En otra ocasión, Defoe describe las precauciones que adoptaban los londinenses para evitar el contagio. Por ejemplo, los carniceros no entregaban el producto a sus clientes. Cada comprador debía bajar la carne directamente de los ganchos. Tampoco tocaban el dinero. “Las monedas eran depositadas en una jarra llena de vinagre” considerado un buen desinfectante. Y como también dar el vuelto conllevaba el peligro de infección, los compradores debían llevar consigo monedas de todas las denominaciones para pagar exactamente por el precio del producto.

HUMANO, DEMASIADO HUMANO

La combinación de sus instintos de periodista y de su magia narrativa, permitió a Defoe escribir una novela que, según Plumb, vivirá mientras exista la lengua inglesa. Ni un solo ser humano que habita Journal of the Plague Year carece de tres dimensiones. Defoe los hace recordables por un gesto, una frase, hasta por la manera de caminar.
Al mismo tiempo, usa una técnica que es muy difícil encontrar en la narrativa: ningún episodio se cierra.
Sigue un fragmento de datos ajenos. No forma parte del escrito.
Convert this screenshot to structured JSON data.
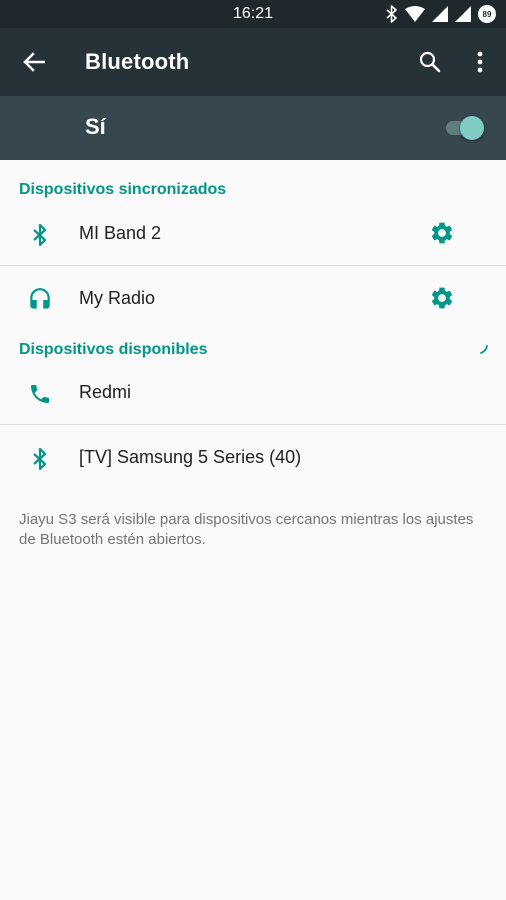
{
  "status_bar": {
    "time": "16:21",
    "battery_level": "89",
    "icons": [
      "bluetooth-icon",
      "wifi-icon",
      "signal-icon",
      "signal-icon",
      "battery-icon"
    ]
  },
  "app_bar": {
    "title": "Bluetooth",
    "back_icon": "arrow-back-icon",
    "search_icon": "search-icon",
    "more_icon": "more-vert-icon"
  },
  "master_switch": {
    "label": "Sí",
    "state": "on"
  },
  "paired": {
    "header": "Dispositivos sincronizados",
    "devices": [
      {
        "name": "MI Band 2",
        "icon": "bluetooth-icon",
        "settings_icon": "gear-icon"
      },
      {
        "name": "My Radio",
        "icon": "headset-icon",
        "settings_icon": "gear-icon"
      }
    ]
  },
  "available": {
    "header": "Dispositivos disponibles",
    "scanning_icon": "progress-spinner-icon",
    "devices": [
      {
        "name": "Redmi",
        "icon": "phone-icon"
      },
      {
        "name": "[TV] Samsung 5 Series (40)",
        "icon": "bluetooth-icon"
      }
    ]
  },
  "footer": {
    "text": "Jiayu S3 será visible para dispositivos cercanos mientras los ajustes de Bluetooth estén abiertos."
  },
  "colors": {
    "status_bar": "#1f282d",
    "app_bar": "#263238",
    "switch_bar": "#37474f",
    "accent": "#009688",
    "toggle_thumb": "#80cbc4",
    "background": "#fafafa"
  }
}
Defoe está tan ansioso por contar la gran tragedia, que suele anunciar al lector: “Innumerables historias fueron conocidas sobre esa cruel conducta… pero describiré algo más cuando llegue a esa parte del relato”. O: “Ya contaré  más sobre este caso en otra parte”, manteniendo así el suspenso.
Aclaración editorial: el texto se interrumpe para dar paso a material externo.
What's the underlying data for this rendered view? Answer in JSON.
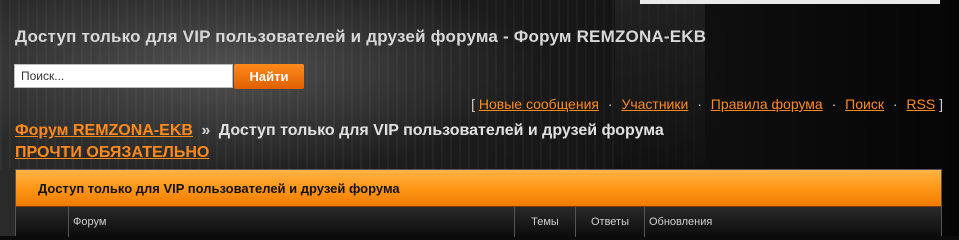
{
  "header": {
    "title": "Доступ только для VIP пользователей и друзей форума - Форум REMZONA-EKB"
  },
  "search": {
    "placeholder": "Поиск...",
    "button_label": "Найти"
  },
  "nav": {
    "open_bracket": "[",
    "close_bracket": "]",
    "separator": "·",
    "links": [
      "Новые сообщения",
      "Участники",
      "Правила форума",
      "Поиск",
      "RSS"
    ]
  },
  "breadcrumb": {
    "root": "Форум REMZONA-EKB",
    "arrow": "»",
    "current": "Доступ только для VIP пользователей и друзей форума"
  },
  "notice_link": "ПРОЧТИ ОБЯЗАТЕЛЬНО",
  "forum_table": {
    "category": "Доступ только для VIP пользователей и друзей форума",
    "columns": [
      "",
      "Форум",
      "Темы",
      "Ответы",
      "Обновления"
    ]
  },
  "colors": {
    "accent": "#ff8a1c",
    "background": "#0b0b0b",
    "text": "#d8d8d8"
  }
}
Siempre se ha comparado la fría objetividad del autor de Robinson Crusoe con el sentimentalismo de Dickens. Defoe no era un moralista, ni un populista avant la lettre. Tampoco condenaba la conducta de los londinenses, sin importar las circunstancias, a veces abyectas. El único elogio que prodigó a los pobres del East End de Londres es que contaban “con un coraje brutal”. Es obvia la empatía del escritor por sus personajes, sin importar su condición social, o sus actos. Y también la admiración. Pues la ciudad que parecía condenada a desaparecer, pudo emerger de la catástrofe gracias al espíritu de resistencia de sus habitantes. Toda clase de emociones y pasiones humanas se exhiben en Journal of the Plague Year, pero la autoconmiseración ocupa un discreto segundo plano. Los pueblos no suelen renacer de las cenizas lamentándose como plañideras.